湖東繊維工業協同組合は15日、県庁で会見を開き、湖東地域の伝統技法である「こんにゃく糊付け加工」を施した麻糸を使用したニット生地のTシャツが完成したと発表した。
会見したのは、湖東繊維工業協同組合の辻英幸副理事長、澤宏一郎副理事長、水谷真也氏の3人に加え、今回のプロジェクトにブランディング面で支援を行った、大阪・関西万博にも関わるロボットデザイナー・美術家の松井龍哉氏と株式会社ATパートナーズ代表取締役の村瀬晶久氏の計5人。
新しいブランドの名は「蒟蒻麻絲(こんにゃくあさいと)」。英語表記では「KONJAC LINEN」。
発表されたTシャツは、糸の1本1本に湖東地域の伝統的な技術である「こんにゃく糊付け加工」が施された原糸を、県東北部工業技術センターの技術支援を得てニットに編んだもので、機能性と心地よい肌触りを実現している。
シャツの表面には、躍動感や熱量をベースに表現したデザインが温度で色が変化する染料を用いてTシャツ1枚1枚に手捺染(てなっせん)でプリントしている。色の変化は約26℃前後で起こるという。
製造には、湖東繊維工業協同組合の組合員6社が関わっている。
(株)麻糸商会が原糸手配、(有)ユニフルがこんにゃく糊付け加工、澤染工(有)が染色・柔軟加工、(株)大長が生地仕上げ加工、ファイナル商事(株)が縫製、(株)おおまえがクリエイティブディレクションと手捺染を担当した。
辻英幸副理事長は「近江の麻は、歴史は室町時代に始まり数百年の歴史を有する。主に夏物の装寝具に使われてきた。」と紹介したうえで、「生活スタイルの変化やニーズの変化を受け、伝統技術の継承を大切にしながら、新しい創造的な価値観を持とうと、伝統的な麻織物の技術に現代的な要素を加えた新製品が開発できた。この製品は、『伝統文化を次世代へ』との想いを込めたメッセージである」と力を込めた。

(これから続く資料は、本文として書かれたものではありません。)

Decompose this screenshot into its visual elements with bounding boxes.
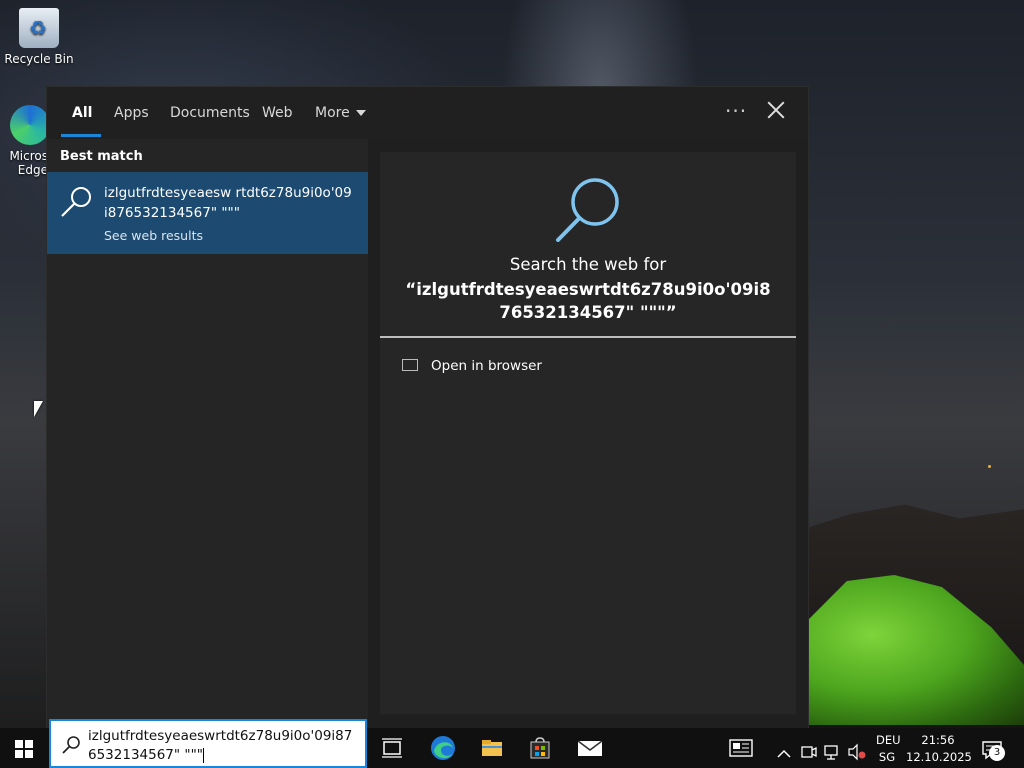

現在は、新商品や新サービスを応援購入できるクラウドファンディングサービス「マクアケ」で紹介しており、14日現在、目標となる20万円を大きく上回る180万円を130人以上から集めている(募集期間は5月30日まで)。
今後は、マクアケでの販売以外にも、近江八幡市にある組合のアンテナショップ「麻香」と、水谷さんらが運営するアパレルと飲食のお店「NOWON」(彦根市)で販売を予定しているという。
シャツのデザインや手捺染を担当した湖東繊維工業組合(株式会社おおまえ)の水谷真也さんは、「3年間で1億円を超える売り上げを達成したい」と意気込んだ。
滋賀県の湖東地域の23事業者で構成する湖東繊維工業協同組合は、「近江の麻」「近江ちぢみ」の地域団体商標を有し、糸加工・染色・製織・整理加工まで産地一貫生産できる特徴を持つ。HPやSNS等で産地の麻商品の情報発信を行っている。